The Third Man1949Carol Reed
The Good, the Bad and the Ugly1966Sergio Leone
Rear Window1954Alfred Hitchcock
Seven Samurai1954Akira Kurosawa
The Spirit of the Beehive1973Víctor Erice
Paris, Texas1984Wim Wenders
Blade Runner1982Ridley Scott
Sherlock Jr.1924Buster Keaton
The Life and Death of Colonel Blimp1943Michael Powell, Emeric Pressburger
The Apartment1960Billy Wilder


The Third Man

1949 United Kingdom

Because it is the greatest of all noirs, and for Welles's entrance and Alida Valli's exit.

The Good, the Bad and the Ugly

1966 Italy

It was the first time I realised films could have such personality: Eastwood’s drawling amusement, Wallach’s manic improv in the gun shop, Van Cleef’s lowered brim, the wounded heart beneath the cool veneer, and Morricone’s Ecstasy of Gold...

Rear Window

1954 USA

The confounding twists and multiple readings of Vertigo took it number one a decade ago, but this is the Hitchcock that fixed in my head and heart (Truffaut thought it perfect too): Jimmy Stewart (immobile), Grace Kelly (divine), murder most local, set as theme, cinema as voyeurism.

Seven Samurai

1954 Japan

Because Kurosawa transcended action cinema even as he invented it.
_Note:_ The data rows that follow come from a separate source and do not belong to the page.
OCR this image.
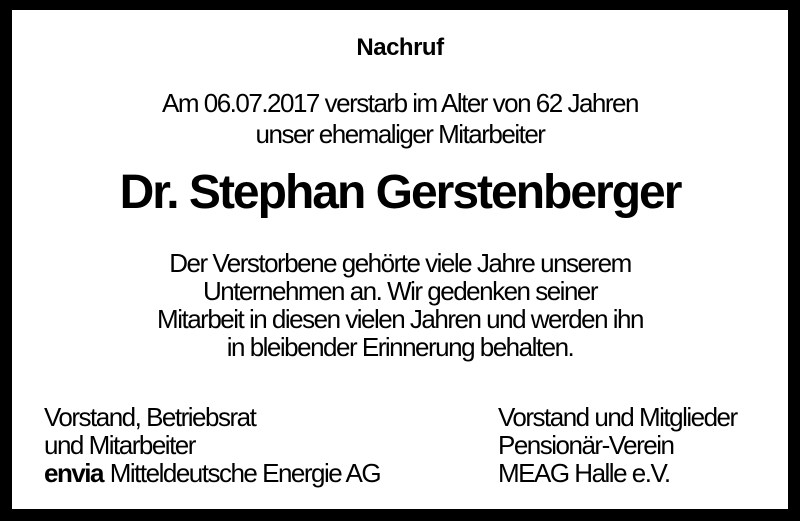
Nachruf
Am 06.07.2017 verstarb im Alter von 62 Jahren
unser ehemaliger Mitarbeiter
Dr. Stephan Gerstenberger
Der Verstorbene gehörte viele Jahre unserem
Unternehmen an. Wir gedenken seiner
Mitarbeit in diesen vielen Jahren und werden ihn
in bleibender Erinnerung behalten.
Vorstand, Betriebsrat
und Mitarbeiter
envia Mitteldeutsche Energie AG
Vorstand und Mitglieder
Pensionär-Verein
MEAG Halle e.V.
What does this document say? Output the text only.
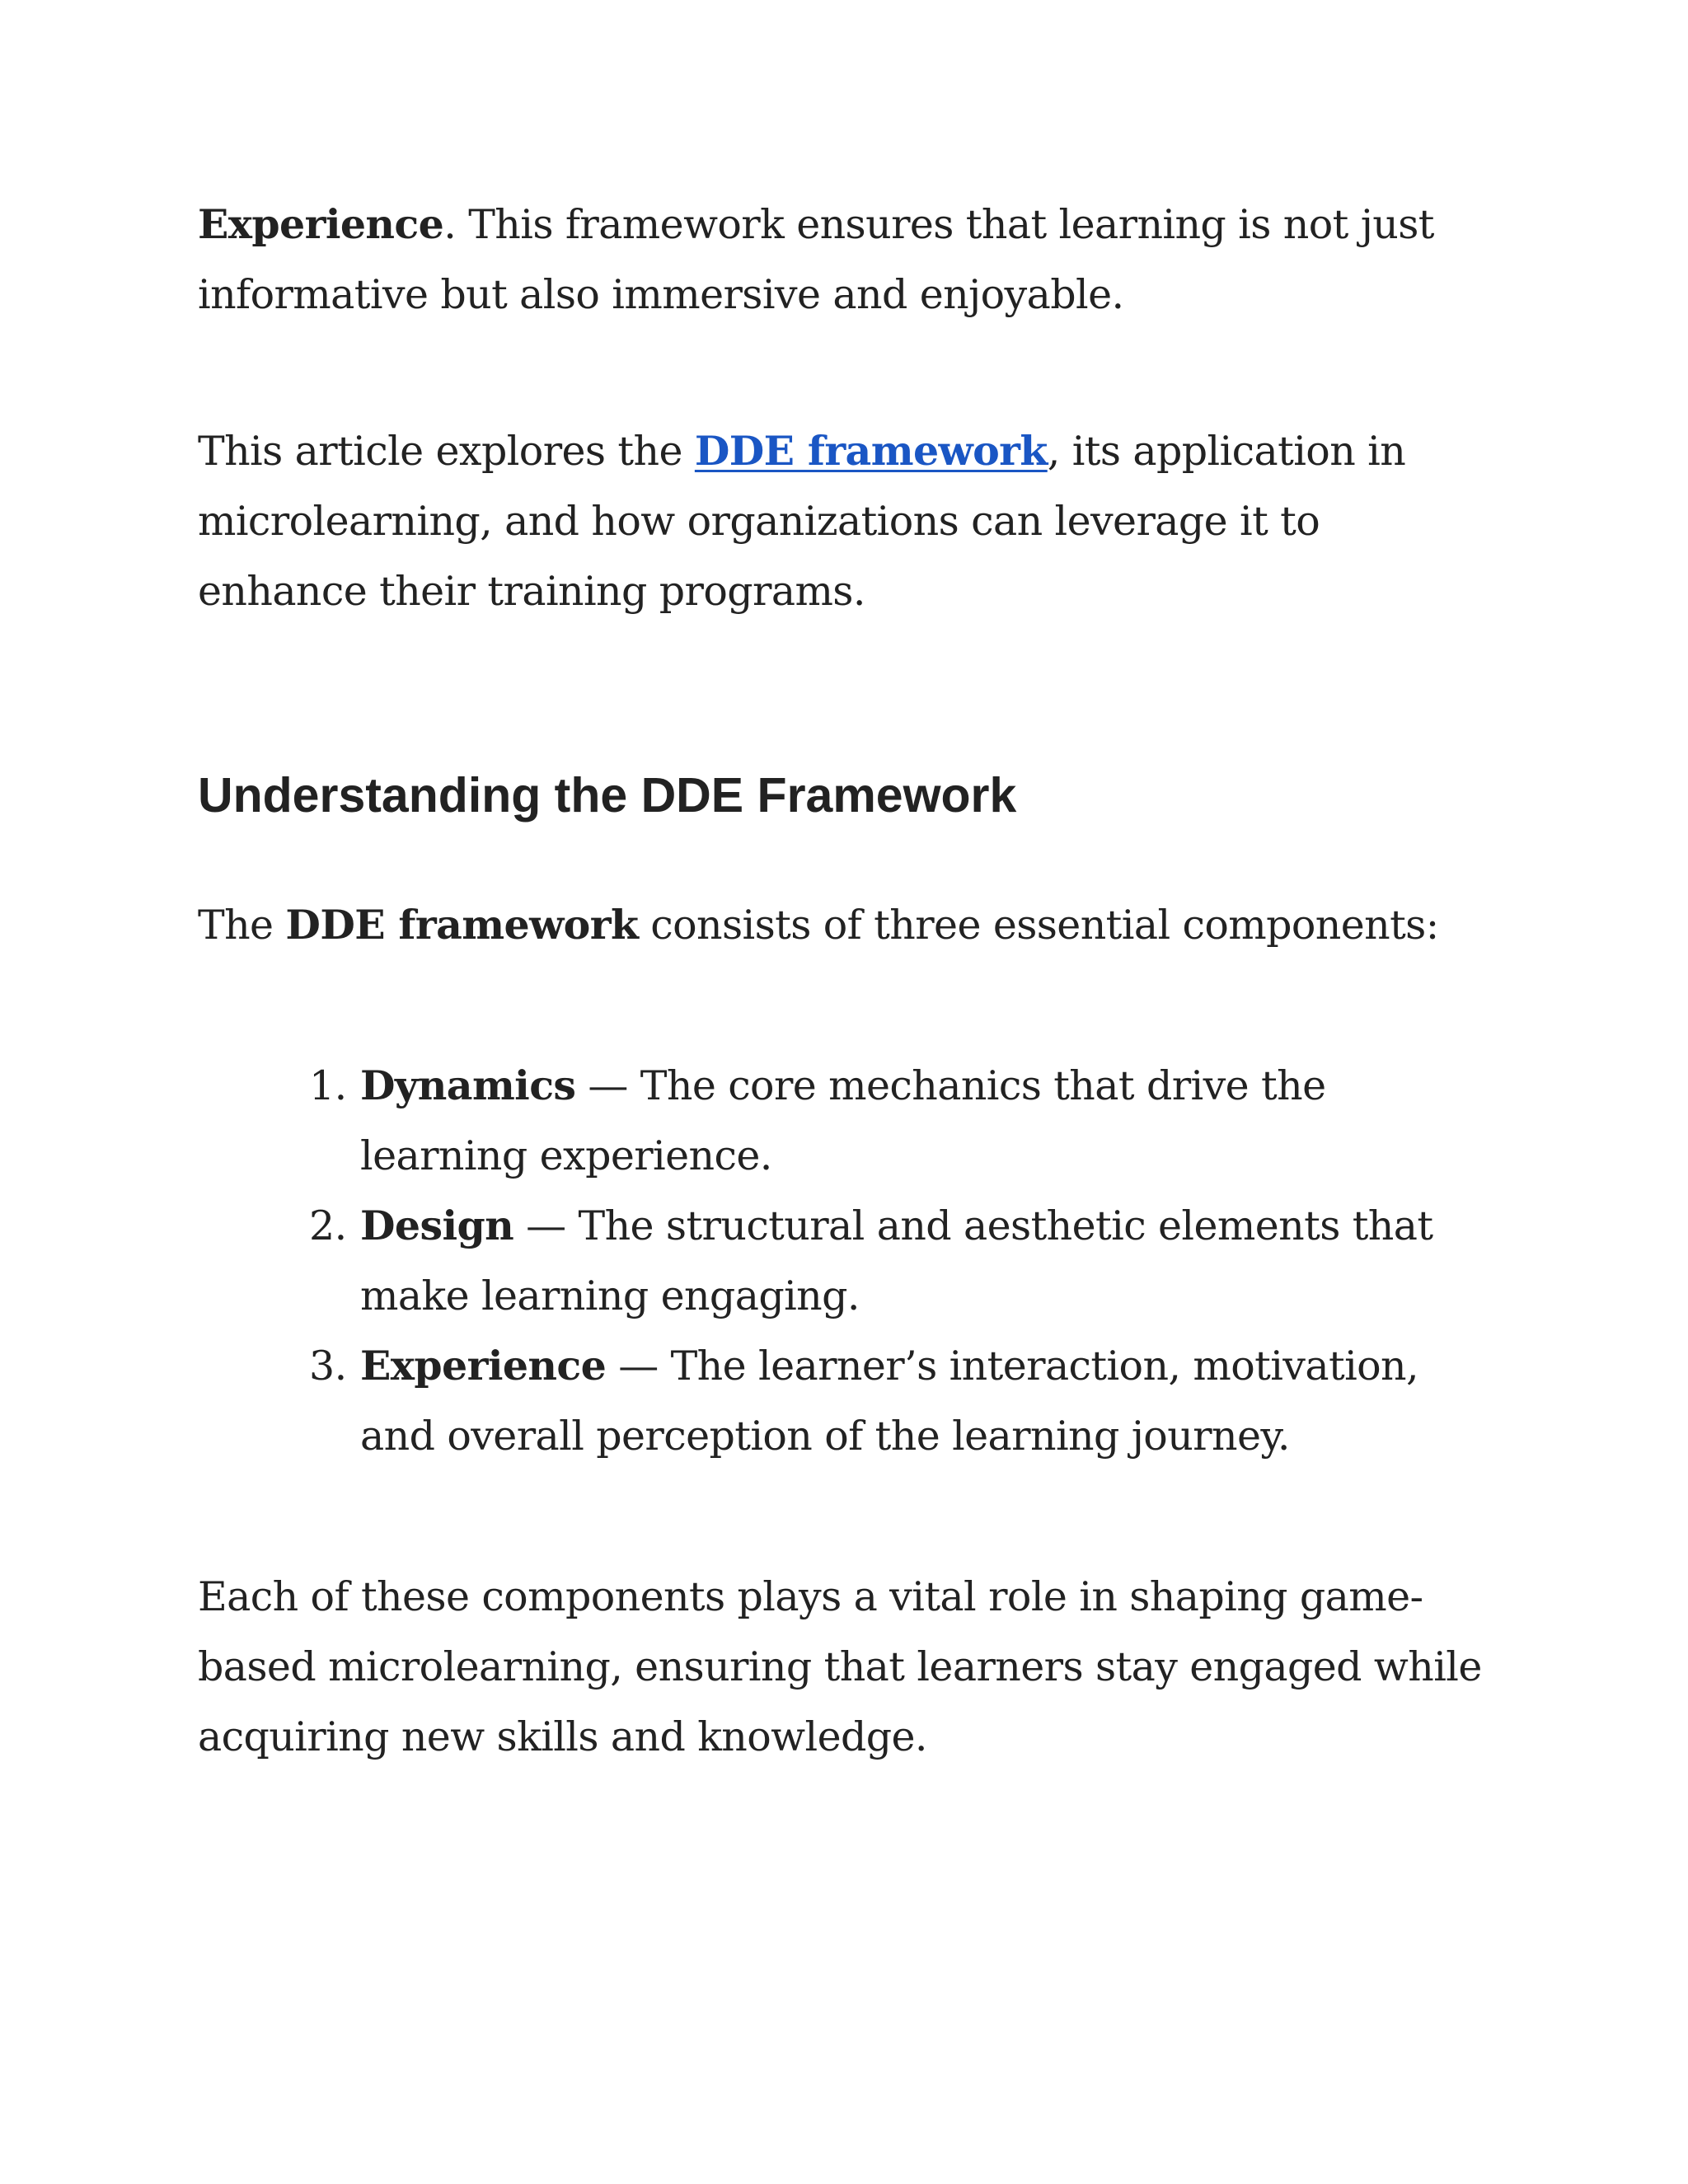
Experience. This framework ensures that learning is not just informative but also immersive and enjoyable.

This article explores the DDE framework, its application in microlearning, and how organizations can leverage it to enhance their training programs.

Understanding the DDE Framework

The DDE framework consists of three essential components:

1. Dynamics — The core mechanics that drive the learning experience.
2. Design — The structural and aesthetic elements that make learning engaging.
3. Experience — The learner’s interaction, motivation, and overall perception of the learning journey.

Each of these components plays a vital role in shaping game-based microlearning, ensuring that learners stay engaged while acquiring new skills and knowledge.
Because he made it rain and rain. And because of his gaggle of oh-so human heroes: Shimura, Inaba, Katō, Miyaguchi, Chiaki, Kimura and Toshiro Mifune like a cat on a hotplate.

The Spirit of the Beehive

1973 Spain

Because it might be the most beautiful film ever made.

Paris, Texas

1984 Federal Republic of Germany, France, United Kingdom

Wenders’ spectral America of echoing deserts and radioactive nightscapes, Sam Shepard’s aching romanticism and Harry Dean Stanton’s monument to loneliness forever speak to me.

Blade Runner

1982 USA, Hong Kong

I still find Ridley Scott’s peerless vision of a dystopian future impossibly, cinematically romantic. That cut into the great ‘Hades’ cityscape to the tingling glissando of Vangelis score is like entering a dream. Director’s Cut over the original, the rest is polishing.

Sherlock Jr.

1924 USA

There might be an argument that Buster Keaton is cinema's only true genius - he never intellectualised his brilliance, it was instinct. But in Sherlock Jr. he pondered the medium he was transforming. Nothing seemed beyond him.

The Life and Death of Colonel Blimp

1943 United Kingdom

Because Powell's (and Pressburger's) vibrant portrait of the bumptious yet winning British officer through the furies of the early 20th century not only lives up to its standing as the British Citizen Kane, but might well be the better film.

The Apartment

1960 USA

One from the heart. Plus, it's Wilder's finest film, which had to mean something. It's romcom, I suppose, but with a breath-catchingly cynical view of the rom and a razor-edge to the com. Corporate America as Orwellian snake-pit, Lemmon the sucker with a heart, MacLaine glowing with luminous sorrow.

Further remarks

This was agony - and I can only look back over my choices and think of hundreds of others. But I led with the films that shaped me. Films I constantly return to for nourishment.